It takes them fifteen minutes, more or less, before they get restless and antsy. The documentary – about a man surviving a freak accident and his road back to normalcy after years in coma – is a bit too old and outdated, both boring and unsettling all at once. Laura is the one to turn it off, instead plugging in her cellphone to the AUX-cord connected to Derek’s speakers. The music is low, some kind of slow, desperate and artsy music that Derek never really understood.

“It’s Lana Del Rey,” she tells him, almost throwing her head back to get the last drops of wine out of her glass.  Derek just nods, trying to avoid the inevitable of his sisters rolling their eyes.

Cora gets up to get them each a beer, and comes back with a bottle of something that looks like urine. “Tequila,” she says. “We’re gonna get trashed.”

She hands them their beer, puts the bottle on the table and goes back to the kitchen. She comes back with regular glasses – despite the fact that Derek has these ugly NYPD-shot glasses that Laura gave him for Christmas last year – and pours them generous amounts of the hard liquor. Laura doesn’t hesitate, seemingly onboard with Cora’s plans for tonight.

She puts a fake-crystal plate on the table as well and lights a cigarette, fully serious about smoking indoors and using the small bowl that their grandmother used to put candy in as an ashtray. Derek can’t find it in him to care, the taste of red wine burning in his throat and making his head slow and heavy.

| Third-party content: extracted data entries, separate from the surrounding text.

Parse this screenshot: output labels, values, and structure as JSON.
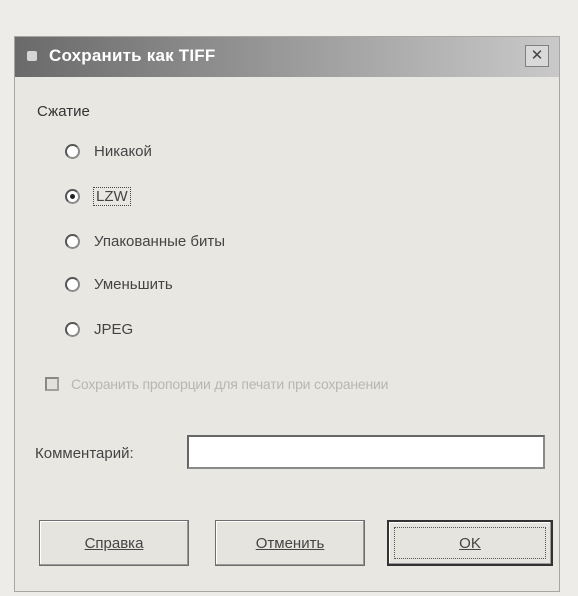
{
  "dialog": {
    "title": "Сохранить как TIFF",
    "close_glyph": "✕"
  },
  "compression": {
    "label": "Сжатие",
    "options": [
      {
        "label": "Никакой",
        "checked": false
      },
      {
        "label": "LZW",
        "checked": true
      },
      {
        "label": "Упакованные биты",
        "checked": false
      },
      {
        "label": "Уменьшить",
        "checked": false
      },
      {
        "label": "JPEG",
        "checked": false
      }
    ]
  },
  "option_checkbox": {
    "label": "Сохранить пропорции для печати при сохранении",
    "checked": false,
    "disabled": true
  },
  "comment": {
    "label": "Комментарий:",
    "value": ""
  },
  "buttons": {
    "help": "Справка",
    "cancel": "Отменить",
    "ok": "OK"
  },
  "icons": {
    "title": "app-icon",
    "close": "close-icon"
  }
}
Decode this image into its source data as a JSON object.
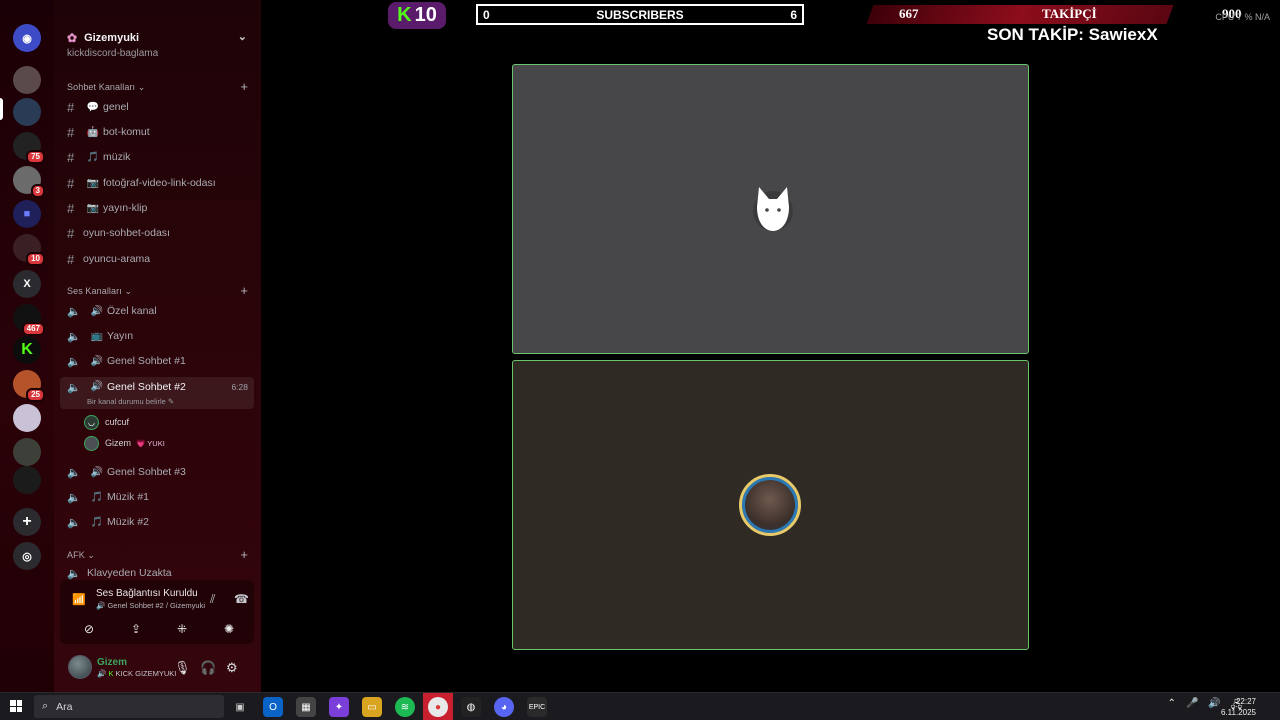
{
  "server": {
    "name": "Gizemyuki",
    "cut_channel": "kickdiscord-baglama"
  },
  "categories": {
    "chat": "Sohbet Kanalları",
    "voice": "Ses Kanalları",
    "afk": "AFK"
  },
  "text_channels": [
    {
      "name": "genel",
      "icon": "💬"
    },
    {
      "name": "bot-komut",
      "icon": "🤖"
    },
    {
      "name": "müzik",
      "icon": "🎵"
    },
    {
      "name": "fotoğraf-video-link-odası",
      "icon": "📷"
    },
    {
      "name": "yayın-klip",
      "icon": "📷"
    },
    {
      "name": "oyun-sohbet-odası",
      "icon": ""
    },
    {
      "name": "oyuncu-arama",
      "icon": ""
    }
  ],
  "voice_channels": [
    {
      "name": "Özel kanal",
      "icon": "🔊"
    },
    {
      "name": "Yayın",
      "icon": "📺"
    },
    {
      "name": "Genel Sohbet #1",
      "icon": "🔊"
    }
  ],
  "active_voice": {
    "name": "Genel Sohbet #2",
    "time": "6:28",
    "status_hint": "Bir kanal durumu belirle",
    "members": [
      {
        "name": "cufcuf",
        "tag": ""
      },
      {
        "name": "Gizem",
        "tag": "💗 YUKI"
      }
    ]
  },
  "more_voice_channels": [
    {
      "name": "Genel Sohbet #3",
      "icon": "🔊"
    },
    {
      "name": "Müzik #1",
      "icon": "🎵"
    },
    {
      "name": "Müzik #2",
      "icon": "🎵"
    }
  ],
  "afk_channel": "Klavyeden Uzakta",
  "voice_panel": {
    "status": "Ses Bağlantısı Kuruldu",
    "location": "Genel Sohbet #2 / Gizemyuki"
  },
  "user": {
    "name": "Gizem",
    "sub": "KICK GIZEMYUKI"
  },
  "rail_badges": {
    "b1": "75",
    "b2": "3",
    "b3": "10",
    "b4": "467",
    "b5": "25"
  },
  "rail_letter": "X",
  "overlay": {
    "kick_count": "10",
    "subs_left": "0",
    "subs_label": "SUBSCRIBERS",
    "subs_right": "6",
    "followers_current": "667",
    "followers_label": "TAKİPÇİ",
    "followers_goal": "900",
    "last_follow": "SON TAKİP: SawiexX",
    "cpu_label": "CPU",
    "cpu_value": "7 %",
    "na_value": "N/A"
  },
  "taskbar": {
    "search_placeholder": "Ara",
    "time": "22:27",
    "date": "6.11.2025"
  },
  "colors": {
    "speaking_border": "#6ac46a",
    "accent_red": "#8d0d1c",
    "kick_green": "#53fc18"
  }
}
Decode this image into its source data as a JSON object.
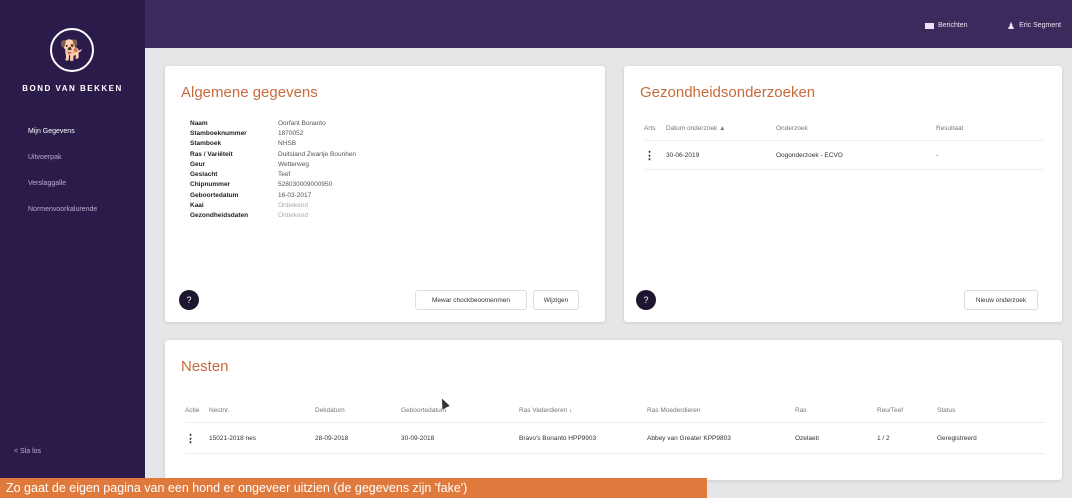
{
  "sidebar": {
    "org_name": "BOND VAN BEKKEN",
    "logo_glyph": "🐕",
    "items": [
      {
        "label": "Mijn Gegevens",
        "active": true
      },
      {
        "label": "Uitvoerpak",
        "active": false
      },
      {
        "label": "Verslaggalle",
        "active": false
      },
      {
        "label": "Normenvoorkalurende",
        "active": false
      }
    ],
    "bottom": "< Sla los"
  },
  "topbar": {
    "messages_label": "Berichten",
    "user_label": "Eric Segment",
    "icons": {
      "messages": "mail-icon",
      "user": "user-icon"
    }
  },
  "general": {
    "title": "Algemene gegevens",
    "rows": [
      {
        "key": "Naam",
        "value": "Oorfant Bonanto"
      },
      {
        "key": "Stamboeknummer",
        "value": "1870052"
      },
      {
        "key": "Stamboek",
        "value": "NHSB"
      },
      {
        "key": "Ras / Variëteit",
        "value": "Duitsland Zwartje Bounhen"
      },
      {
        "key": "Geur",
        "value": "Wetterweg"
      },
      {
        "key": "Geslacht",
        "value": "Teef"
      },
      {
        "key": "Chipnummer",
        "value": "528030009000950"
      },
      {
        "key": "Geboortedatum",
        "value": "16-03-2017"
      },
      {
        "key": "Kaai",
        "value": "Onbekend",
        "muted": true
      },
      {
        "key": "Gezondheidsdaten",
        "value": "Onbekend",
        "muted": true
      }
    ],
    "circle_label": "?",
    "btn_primary": "Mewar chockbeoomenmen",
    "btn_secondary": "Wijzigen"
  },
  "health": {
    "title": "Gezondheidsonderzoeken",
    "headers": [
      "Arts",
      "Datum onderzoek ▲",
      "Onderzoek",
      "Resultaat"
    ],
    "rows": [
      [
        "⋮",
        "30-06-2019",
        "Oogonderzoek - ECVO",
        "-"
      ]
    ],
    "circle_label": "?",
    "btn": "Nieuw onderzoek"
  },
  "litters": {
    "title": "Nesten",
    "headers": [
      "Actie",
      "Nestnr.",
      "Dekdatum",
      "Geboortedatum",
      "Ras Vaderdieren ↓",
      "Ras Moederdieren",
      "Ras",
      "Reu/Teef",
      "Status"
    ],
    "rows": [
      [
        "⋮",
        "15021-2018 nes",
        "28-09-2018",
        "30-09-2018",
        "Bravo's Bonanto HPP9903",
        "Abbey van Greater KPP9803",
        "Ozelaeti",
        "1 / 2",
        "Geregistreerd"
      ]
    ]
  },
  "caption": "Zo gaat de eigen pagina van een hond er ongeveer uitzien (de gegevens zijn 'fake')"
}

“C’mon, relax a little,” Cora says. She throws him the pack of cigarettes and a lighter.

Derek does as told, lights one for himself, then removes the taste of wine by gulping down some beer. After that follows tequila. And after that, Derek kind of disappears.

 


	3. Lovestruck

He wakes up with the taste of death in his mouth and a headache so strong it practically makes him dizzy. The world seems to move as he makes his way to his bathroom. His stomach turns, more out of hunger rather than the urge to vomit. He can hear one of his sisters moving about in the kitchen, the scent of strong coffee finally reaching him. He takes a quick shower, easing tension in his shoulders and taking some of the headache away, but he can still practically taste the bad breath in his mouth.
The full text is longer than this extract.